新築のタワーマンションなどが建つエリア、再開発が進むエリアを中心に、富裕層を中心とした都心回帰が続いているのだろう。 興味深いのは、人口10万人当たりのコロナ感染者数がダントツに多い新宿区の人口増減だ。日本人は872人増となっている一方で、外国人は前年の4万219人から3万6354人へ3865人もの大幅減少となっている。 減少数で見ると①韓国943人 ②中国805人 ③ベトナム345人 ④ミャンマー343人 ⑤ネパール332人と、アジア系住民の減少が目立つ。
■どこから新宿区にやってきた? 一方、新宿区に転入してきた日本人はどこから来ているのだろうか。住民基本台帳人口移動報告の2020年参考表を基に、日本人転入者2万9479人の移動状況を都道府県別に調べてみると、こんな結果が出た。 ①東京都 1万5428人 (特別区部1万3051人) ②神奈川県 2411人 ③埼玉県 1885人 ④千葉県 1444人 ⑤大阪府 907人 ⑥愛知県 622人 ⑦福岡県 576人 ⑧北海道 543人
新宿へ転入した人の半数は都内からということだ。そのほかは首都近郊や大都市圏からとなっている。コロナ禍が長期化するなかでも、全国から人を引きつける新宿の魔力だろうか。ちなみに2020年(1~12月)の新宿からの日本人転出者は2万8447人で、1032人の転入超過だった。 都内の人口増減で注目は、26ある市部の日本人人口の増加だ。小金井市1691人、三鷹市1515人、国分寺市1388人など合計で7737人も増えている。23区よりも周辺市部の増加が東京の人口増につながった形だ。
東京都の人口増減、転入転出状況を中心に、コロナ禍1年の人の流れを検証してみたが、転入超過数こそ減ったものの「東京一極集中」の大きな流れが変わっていないことがおわかりいただけたと思う。 もちろん、一部に脱東京の動きは出てきているが、エッセンシャルワーカーの人々、リモートワークに消極的な企業に勤務する人々、受験を控えた子どもを抱える世帯、そして非正規で働いている人々、単身高齢者など、コロナ禍だからといって簡単に東京を離れられない人が多い。

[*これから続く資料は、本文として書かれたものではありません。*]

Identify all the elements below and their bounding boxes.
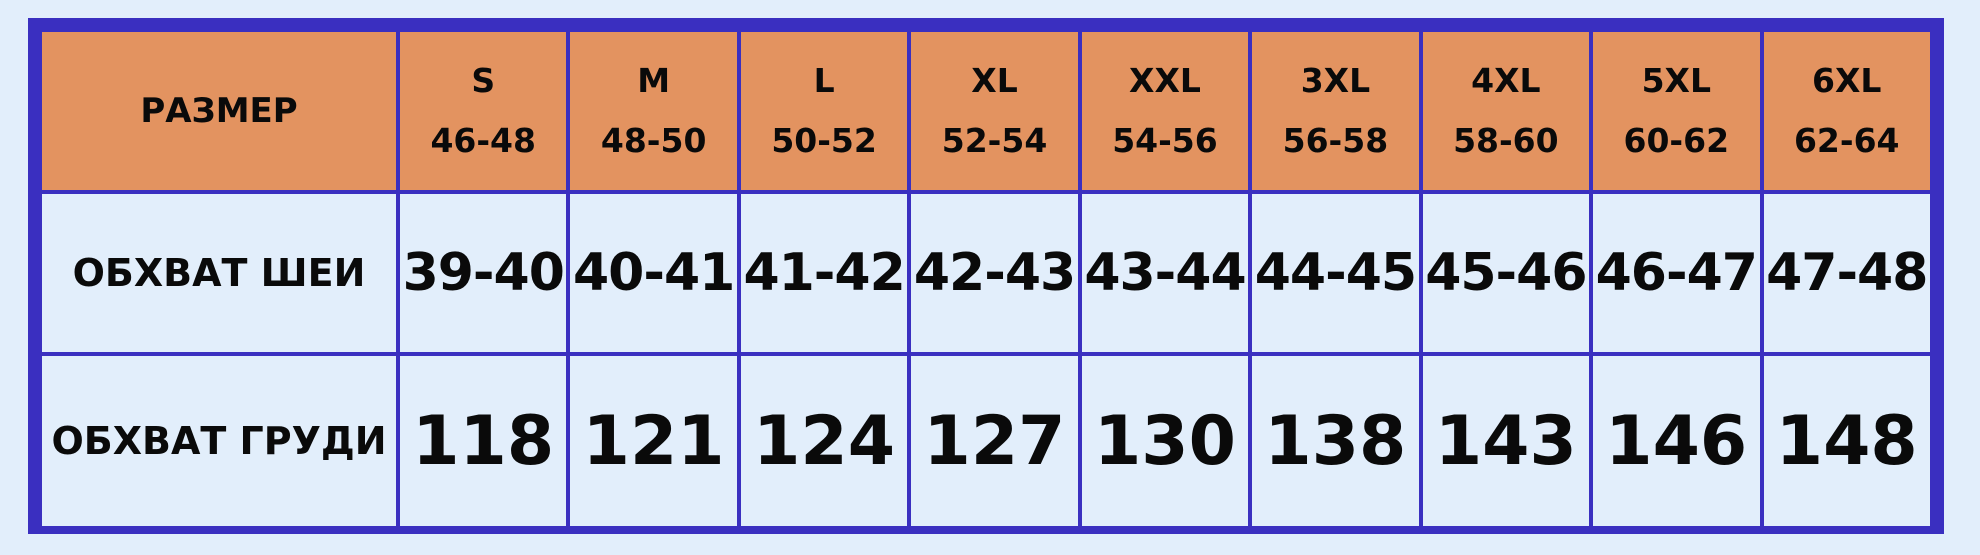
chest-value-cell: 130 [1080,354,1250,528]
chest-value-cell: 121 [568,354,738,528]
size-chart-table [38,28,1934,530]
size-code: XXL [1129,61,1201,100]
chest-value-cell: 127 [909,354,1079,528]
size-code: L [813,61,835,100]
neck-value-cell: 41-42 [739,192,909,354]
size-range: 60-62 [1623,121,1730,160]
size-header-cell [398,30,568,192]
size-code: 4XL [1471,61,1541,100]
neck-value-cell: 47-48 [1762,192,1933,354]
chest-row-label: ОБХВАТ ГРУДИ [40,354,398,528]
size-header-cell [909,30,1079,192]
size-code: S [471,61,496,100]
neck-value-cell: 39-40 [398,192,568,354]
size-range: 50-52 [771,121,877,160]
size-header-cell [568,30,738,192]
header-label-cell: РАЗМЕР [40,30,398,192]
size-header-cell [739,30,909,192]
neck-row [40,192,1932,354]
chest-row [40,354,1932,528]
neck-value-cell: 44-45 [1250,192,1420,354]
header-row [40,30,1932,192]
neck-value-cell: 42-43 [909,192,1079,354]
size-header-cell [1421,30,1591,192]
size-code: 6XL [1812,61,1882,100]
size-range: 46-48 [430,121,536,160]
size-code: 3XL [1300,61,1371,100]
size-header-cell [1250,30,1420,192]
size-range: 62-64 [1793,121,1900,160]
size-chart-frame [28,18,1944,534]
neck-row-label: ОБХВАТ ШЕИ [40,192,398,354]
neck-value-cell: 40-41 [568,192,738,354]
size-header-cell [1762,30,1933,192]
size-code: 5XL [1641,61,1711,100]
size-code: XL [971,61,1018,100]
neck-value-cell: 46-47 [1591,192,1761,354]
chest-value-cell: 118 [398,354,568,528]
size-header-cell [1080,30,1250,192]
chest-value-cell: 148 [1762,354,1933,528]
chest-value-cell: 138 [1250,354,1420,528]
size-code: M [637,61,671,100]
size-range: 52-54 [941,121,1048,160]
size-range: 56-58 [1282,121,1389,160]
neck-value-cell: 43-44 [1080,192,1250,354]
chest-value-cell: 124 [739,354,909,528]
size-range: 54-56 [1112,121,1218,160]
chest-value-cell: 146 [1591,354,1761,528]
size-header-cell [1591,30,1761,192]
size-range: 48-50 [600,121,707,160]
neck-value-cell: 45-46 [1421,192,1591,354]
size-range: 58-60 [1453,121,1559,160]
chest-value-cell: 143 [1421,354,1591,528]
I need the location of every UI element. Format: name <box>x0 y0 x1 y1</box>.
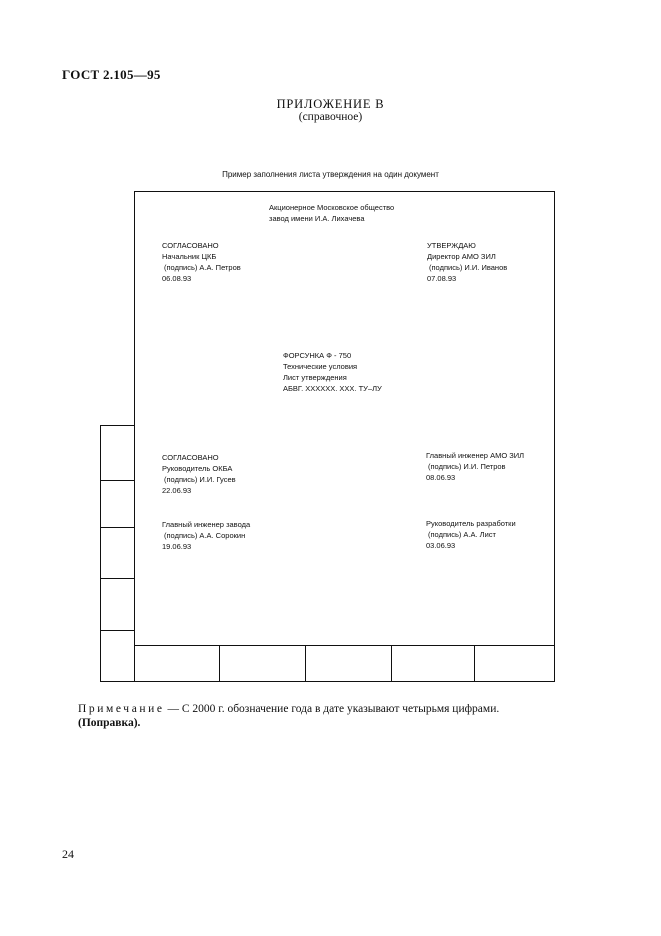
signature-line: (подпись) А.А. Петров <box>164 263 241 272</box>
page-number: 24 <box>62 847 74 861</box>
bottom-stamp-cell <box>392 645 475 681</box>
signer-position: Руководитель разработки <box>426 519 516 528</box>
signature-line: (подпись) И.И. Иванов <box>429 263 508 272</box>
document-block <box>283 350 382 394</box>
signature-date: 07.08.93 <box>427 274 457 283</box>
document-name: ФОРСУНКА Ф - 750 <box>283 351 352 360</box>
document-designation: АБВГ. XXXXXX. XXX. ТУ–ЛУ <box>283 384 382 393</box>
side-stamp-cell <box>101 481 135 528</box>
side-stamp-cell <box>101 426 135 481</box>
bottom-stamp-cell <box>306 645 392 681</box>
note-paragraph <box>78 703 499 715</box>
signature-date: 03.06.93 <box>426 541 456 550</box>
signer-position: Руководитель ОКБА <box>162 464 233 473</box>
signature-date: 06.08.93 <box>162 274 192 283</box>
organization-line: завод имени И.А. Лихачева <box>269 214 365 223</box>
side-stamp-cell <box>101 579 135 631</box>
agreed-block-mid-left <box>162 452 236 496</box>
standard-number: ГОСТ 2.105—95 <box>62 67 161 82</box>
approved-block-top-right <box>427 240 507 284</box>
sheet-type: Лист утверждения <box>283 373 347 382</box>
side-stamp-cell <box>101 528 135 579</box>
signer-position: Начальник ЦКБ <box>162 252 217 261</box>
signature-line: (подпись) И.И. Гусев <box>164 475 236 484</box>
signature-line: (подпись) И.И. Петров <box>428 462 506 471</box>
side-stamp-column <box>100 425 135 682</box>
bottom-stamp-row <box>134 645 555 682</box>
bottom-stamp-cell <box>220 645 306 681</box>
signature-date: 19.06.93 <box>162 542 192 551</box>
signature-date: 22.06.93 <box>162 486 192 495</box>
document-type: Технические условия <box>283 362 358 371</box>
signer-position: Главный инженер завода <box>162 520 251 529</box>
signature-line: (подпись) А.А. Лист <box>428 530 496 539</box>
organization-block <box>269 202 394 224</box>
note-correction: (Поправка). <box>78 717 141 729</box>
approved-heading: УТВЕРЖДАЮ <box>427 241 476 250</box>
bottom-stamp-cell <box>475 645 555 681</box>
appendix-subtitle: (справочное) <box>298 111 363 123</box>
agreed-heading: СОГЛАСОВАНО <box>162 453 219 462</box>
appendix-title: ПРИЛОЖЕНИЕ В <box>276 97 385 111</box>
signature-block-bottom-left <box>162 519 250 552</box>
signature-block-mid-right <box>426 450 524 483</box>
side-stamp-cell <box>101 631 135 682</box>
organization-line: Акционерное Московское общество <box>269 203 395 212</box>
form-caption: Пример заполнения листа утверждения на один документ <box>222 170 439 179</box>
agreed-heading: СОГЛАСОВАНО <box>162 241 219 250</box>
agreed-block-top-left <box>162 240 241 284</box>
note-text: — С 2000 г. обозначение года в дате указывают четырьмя цифрами. <box>164 703 500 715</box>
signature-block-bottom-right <box>426 518 516 551</box>
signature-date: 08.06.93 <box>426 473 456 482</box>
note-label: Примечание <box>78 703 165 715</box>
signature-line: (подпись) А.А. Сорокин <box>164 531 246 540</box>
signer-position: Главный инженер АМО ЗИЛ <box>426 451 525 460</box>
signer-position: Директор АМО ЗИЛ <box>427 252 496 261</box>
bottom-stamp-cell <box>135 645 220 681</box>
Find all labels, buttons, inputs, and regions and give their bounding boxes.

リゾート地や首都近郊の広い一戸建てでリモートワークといった新たな生活スタイルを取り上げる記事が目立つようになってきたが、まだまだひと握りの人々の動きだろう。 ■都の調査で「東京は住みよい」が6割 最後に、興味深い意識調査の結果を紹介しよう。東京都がコロナ禍の昨年秋に実施した「都民生活に関する世論調査」だ(有効回収標本2273)。 調査項目の中に「東京の住みよさ」「定住志向」があった。住みよさに関しては57%が「住みよい」と回答し、「住みにくい」はわずか6.8%だった。「東京に今後もずっと住み続けたいか」という質問には、なんと70%が「住みたい」と回答している。「住みたくない」は10%しかなかった。
むろん、一調査の結果にすぎないが、「脱東京」とはやし立てているのはメディアだけなのかもしれない。 とはいえ、東京からの転出者はどこへ向かっているのか。次回は都民の転出先に焦点をあててお伝えしたい。